Different more advance analysis can be performed upon request and discussion.

Transcriptome generation

In addition to the standard Illumina/Nanopore Bioinformatics QC for transcriptome assembly we can offer trimming of Illumina based data remove adapters, low quality reads and very short reads. Specific parameters all outlined on the project_options.sh file. Trimming can be omitted upon request.

At extra cost we can offer trimming for long-read data, and perform de-novo or reference based assembly. Assemblies will be assessed with various tools such as BUSCO and others to estimate the completeness of the assembly.

Bioinformatics Analysis for DNA

In addition to the standard Illumina/Nanopore Bioinformatics QC DNA based analysis we can offer trimming of Illumina based data remove adapters, low quality reads and very short reads. Specific parameters all outlined on the project_options.sh file. Trimming can be omitted upon request.

At extra cost we can offer trimming for long-read data. At extra cost we can perform reference based and nonreference based assemblies. We can use both long-read,short read or just one type of reads to generate the assembly. With nanopore based assembly we can offer various round of polishing and if there are both long read and short read available, we can polish with both types of data to improve on the accuracy of the genome. At the end we will deliver fasta based files with an unannotated assembly. At additional cost we can offer annotation of the assembly within silico predictions of genes in a csv files format, of a gff file format.

Upon request we can assist with uploading data to the NCBI archive or other preferred databases.

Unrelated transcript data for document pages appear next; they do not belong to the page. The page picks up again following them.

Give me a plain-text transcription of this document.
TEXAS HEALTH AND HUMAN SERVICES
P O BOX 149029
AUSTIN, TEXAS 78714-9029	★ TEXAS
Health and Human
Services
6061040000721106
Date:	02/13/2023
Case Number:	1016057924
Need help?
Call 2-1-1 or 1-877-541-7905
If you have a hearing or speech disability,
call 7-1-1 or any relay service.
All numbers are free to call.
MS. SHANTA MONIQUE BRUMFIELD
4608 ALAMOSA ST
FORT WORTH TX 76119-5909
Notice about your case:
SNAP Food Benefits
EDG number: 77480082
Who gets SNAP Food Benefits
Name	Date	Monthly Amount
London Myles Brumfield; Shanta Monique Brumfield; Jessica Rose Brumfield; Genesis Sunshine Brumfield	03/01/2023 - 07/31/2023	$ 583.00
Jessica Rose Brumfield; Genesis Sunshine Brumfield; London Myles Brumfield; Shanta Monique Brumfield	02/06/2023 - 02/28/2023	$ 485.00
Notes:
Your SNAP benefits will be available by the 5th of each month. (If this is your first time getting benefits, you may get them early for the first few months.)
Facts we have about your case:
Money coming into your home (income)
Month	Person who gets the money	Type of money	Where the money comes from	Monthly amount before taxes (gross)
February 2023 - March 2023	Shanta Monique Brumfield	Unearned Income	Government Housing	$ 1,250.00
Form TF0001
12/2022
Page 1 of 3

At an additional cost we can SNP/variant call your data based on the quality reference you would like us to use with the gatk pipeline. Upon further agreement a different pipeline can be used but it might require additional pipeline optimisation costs if specific pipelines are requested. Alignment bam files would be delivered in the similar manner that trimmed and raw reads are delivered and a txt file with variant sites and SNPs would be sent alongside a brief explanation.

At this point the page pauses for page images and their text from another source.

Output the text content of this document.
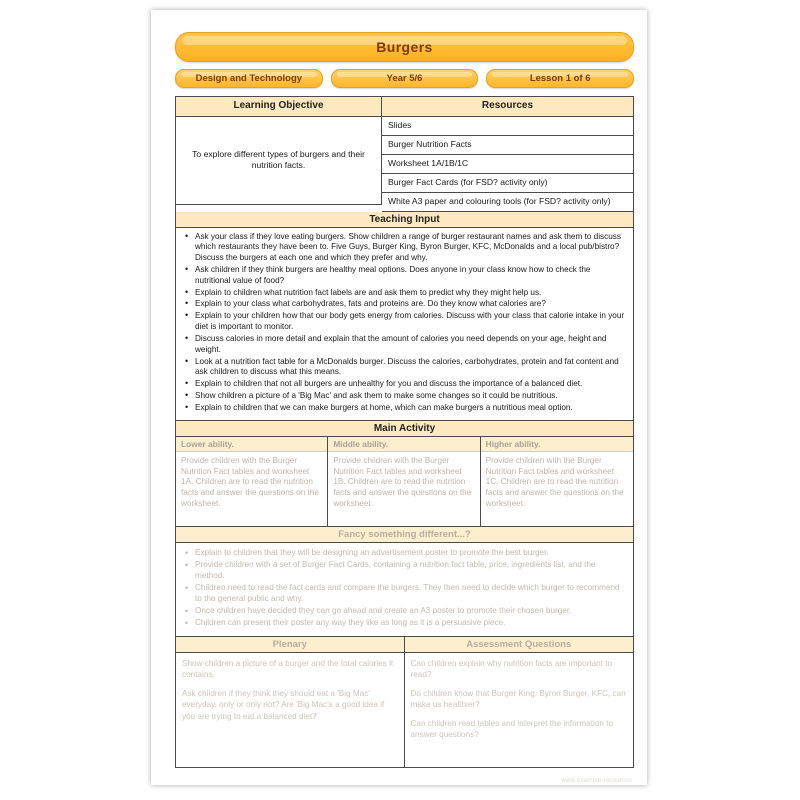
Burgers
Design and Technology	Year 5/6	Lesson 1 of 6
Learning Objective	Resources
To explore different types of burgers and their nutrition facts.
Slides
Burger Nutrition Facts
Worksheet 1A/1B/1C
Burger Fact Cards (for FSD? activity only)
White A3 paper and colouring tools (for FSD? activity only)
Teaching Input
• Ask your class if they love eating burgers. Show children a range of burger restaurant names and ask them to discuss which restaurants they have been to. Five Guys, Burger King, Byron Burger, KFC, McDonalds and a local pub/bistro? Discuss the burgers at each one and which they prefer and why.
• Ask children if they think burgers are healthy meal options. Does anyone in your class know how to check the nutritional value of food?
• Explain to children what nutrition fact labels are and ask them to predict why they might help us.
• Explain to your class what carbohydrates, fats and proteins are. Do they know what calories are?
• Explain to your children how that our body gets energy from calories. Discuss with your class that calorie intake in your diet is important to monitor.
• Discuss calories in more detail and explain that the amount of calories you need depends on your age, height and weight.
• Look at a nutrition fact table for a McDonalds burger. Discuss the calories, carbohydrates, protein and fat content and ask children to discuss what this means.
• Explain to children that not all burgers are unhealthy for you and discuss the importance of a balanced diet.
• Show children a picture of a 'Big Mac' and ask them to make some changes so it could be nutritious.
• Explain to children that we can make burgers at home, which can make burgers a nutritious meal option.
Main Activity
Lower ability.
Provide children with the Burger Nutrition Fact tables and worksheet 1A. Children are to read the nutrition facts and answer the questions on the worksheet.
Middle ability.
Provide children with the Burger Nutrition Fact tables and worksheet 1B. Children are to read the nutrition facts and answer the questions on the worksheet.
Higher ability.
Provide children with the Burger Nutrition Fact tables and worksheet 1C. Children are to read the nutrition facts and answer the questions on the worksheet.
Fancy something different...?
• Explain to children that they will be designing an advertisement poster to promote the best burger.
• Provide children with a set of Burger Fact Cards, containing a nutrition fact table, price, ingredients list, and the method.
• Children need to read the fact cards and compare the burgers. They then need to decide which burger to recommend to the general public and why.
• Once children have decided they can go ahead and create an A3 poster to promote their chosen burger.
• Children can present their poster any way they like as long as it is a persuasive piece.
Plenary

Show children a picture of a burger and the total calories it contains.

Ask children if they think they should eat a 'Big Mac' everyday, only or only not? Are 'Big Mac's a good idea if you are trying to eat a balanced diet?

Assessment Questions

Can children explain why nutrition facts are important to read?

Do children know that Burger King, Byron Burger, KFC, can make us healthier?

Can children read tables and interpret the information to answer questions?

www.example-resources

Different more advance analysis can be performed upon request and discussion.

Bioinformatics Analysis for Amplicons

In addition to the standard Illumina/Nanopore Bioinformatics QC for Amplicon projects run on Illumina we can offer primer trimming with inhouse script based on primer sequence used if requested during quotation.

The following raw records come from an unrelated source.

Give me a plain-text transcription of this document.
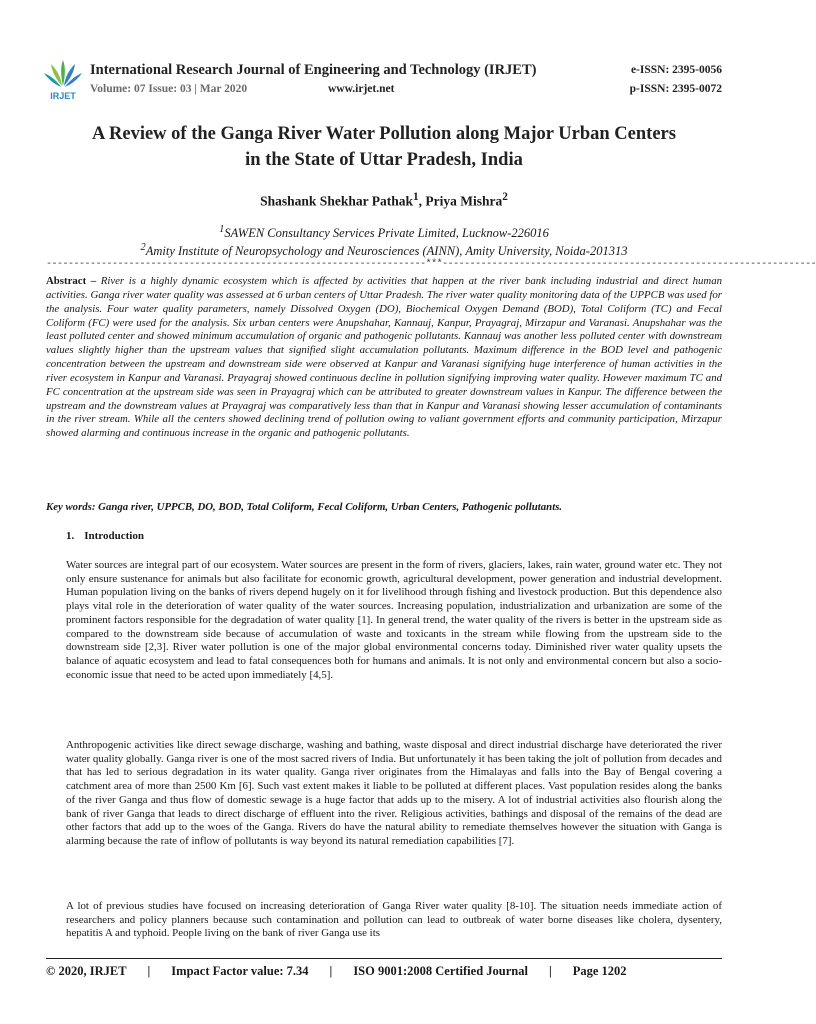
IRJET
International Research Journal of Engineering and Technology (IRJET)
Volume: 07 Issue: 03 | Mar 2020	www.irjet.net
e-ISSN: 2395-0056
p-ISSN: 2395-0072
A Review of the Ganga River Water Pollution along Major Urban Centers
in the State of Uttar Pradesh, India
Shashank Shekhar Pathak$^1$, Priya Mishra$^2$
$^1$SAWEN Consultancy Services Private Limited, Lucknow-226016
$^2$Amity Institute of Neuropsychology and Neurosciences (AINN), Amity University, Noida-201313
---------------------------------------------------------------------***--------------------------------------------------------------------
Abstract – River is a highly dynamic ecosystem which is affected by activities that happen at the river bank including industrial and direct human activities. Ganga river water quality was assessed at 6 urban centers of Uttar Pradesh. The river water quality monitoring data of the UPPCB was used for the analysis. Four water quality parameters, namely Dissolved Oxygen (DO), Biochemical Oxygen Demand (BOD), Total Coliform (TC) and Fecal Coliform (FC) were used for the analysis. Six urban centers were Anupshahar, Kannauj, Kanpur, Prayagraj, Mirzapur and Varanasi. Anupshahar was the least polluted center and showed minimum accumulation of organic and pathogenic pollutants. Kannauj was another less polluted center with downstream values slightly higher than the upstream values that signified slight accumulation pollutants. Maximum difference in the BOD level and pathogenic concentration between the upstream and downstream side were observed at Kanpur and Varanasi signifying huge interference of human activities in the river ecosystem in Kanpur and Varanasi. Prayagraj showed continuous decline in pollution signifying improving water quality. However maximum TC and FC concentration at the upstream side was seen in Prayagraj which can be attributed to greater downstream values in Kanpur. The difference between the upstream and the downstream values at Prayagraj was comparatively less than that in Kanpur and Varanasi showing lesser accumulation of contaminants in the river stream. While all the centers showed declining trend of pollution owing to valiant government efforts and community participation, Mirzapur showed alarming and continuous increase in the organic and pathogenic pollutants.
Key words: Ganga river, UPPCB, DO, BOD, Total Coliform, Fecal Coliform, Urban Centers, Pathogenic pollutants.
1. Introduction
Water sources are integral part of our ecosystem. Water sources are present in the form of rivers, glaciers, lakes, rain water, ground water etc. They not only ensure sustenance for animals but also facilitate for economic growth, agricultural development, power generation and industrial development. Human population living on the banks of rivers depend hugely on it for livelihood through fishing and livestock production. But this dependence also plays vital role in the deterioration of water quality of the water sources. Increasing population, industrialization and urbanization are some of the prominent factors responsible for the degradation of water quality [1]. In general trend, the water quality of the rivers is better in the upstream side as compared to the downstream side because of accumulation of waste and toxicants in the stream while flowing from the upstream side to the downstream side [2,3]. River water pollution is one of the major global environmental concerns today. Diminished river water quality upsets the balance of aquatic ecosystem and lead to fatal consequences both for humans and animals. It is not only and environmental concern but also a socio-economic issue that need to be acted upon immediately [4,5].
Anthropogenic activities like direct sewage discharge, washing and bathing, waste disposal and direct industrial discharge have deteriorated the river water quality globally. Ganga river is one of the most sacred rivers of India. But unfortunately it has been taking the jolt of pollution from decades and that has led to serious degradation in its water quality. Ganga river originates from the Himalayas and falls into the Bay of Bengal covering a catchment area of more than 2500 Km [6]. Such vast extent makes it liable to be polluted at different places. Vast population resides along the banks of the river Ganga and thus flow of domestic sewage is a huge factor that adds up to the misery. A lot of industrial activities also flourish along the bank of river Ganga that leads to direct discharge of effluent into the river. Religious activities, bathings and disposal of the remains of the dead are other factors that add up to the woes of the Ganga. Rivers do have the natural ability to remediate themselves however the situation with Ganga is alarming because the rate of inflow of pollutants is way beyond its natural remediation capabilities [7].
A lot of previous studies have focused on increasing deterioration of Ganga River water quality [8-10]. The situation needs immediate action of researchers and policy planners because such contamination and pollution can lead to outbreak of water borne diseases like cholera, dysentery, hepatitis A and typhoid. People living on the bank of river Ganga use its
© 2020, IRJET | Impact Factor value: 7.34 | ISO 9001:2008 Certified Journal | Page 1202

In addition, 16S/ITS/18S analysis can be performed at extra cost. Cost depended on the complexity of the project and would need a meeting to specify with the bioinformatician of the team to specify details. Pipeline used can vary based on the demands of the projects but we have experience with tools such as Qiime2, qiime,deseq2,dada2 etc ect. Specific packages and pipelines can be used upon request.

Different more advance analysis can be performed upon request and discussion.

Bioinformatics Analysis for Epigenomics

At additional cost epigenomic analysis can be performed with Illumina based reads. As currently we are still working and improving on establishing a pipeline we would be happy to analyse your data and establish a suitable pipeline specific for your dataset at no extra optimisation costs.

At additional cost trimming can be performed with nanopore based data. Epigenomic analysis will be performed on nanopore data with algorithms based within the guppy basecaller. Phasing shall be performed, and aggregation will be run with all intermediary and final outputs delivered to recipient, identifying methylated regions. As currently we are still working and improving on establishing a pipeline we would be happy to analyse your data and establish a suitable pipeline specific for your dataset at no extra optimisation costs.

Different more advance analysis can be performed upon request and discussion.

Bioinformatics Analysis for Metagenomics

For Illumina based data cost is depended on the complexity of the project and would need a meeting to specify with the bioinformatician of the team to specify details. Pipeline used can vary based on the demands of the projects, but we have experience with tools such as Kraken, phyloseq, metaSPAdes etc etc. We are happy to use other pipelines and tools upon request and discussion.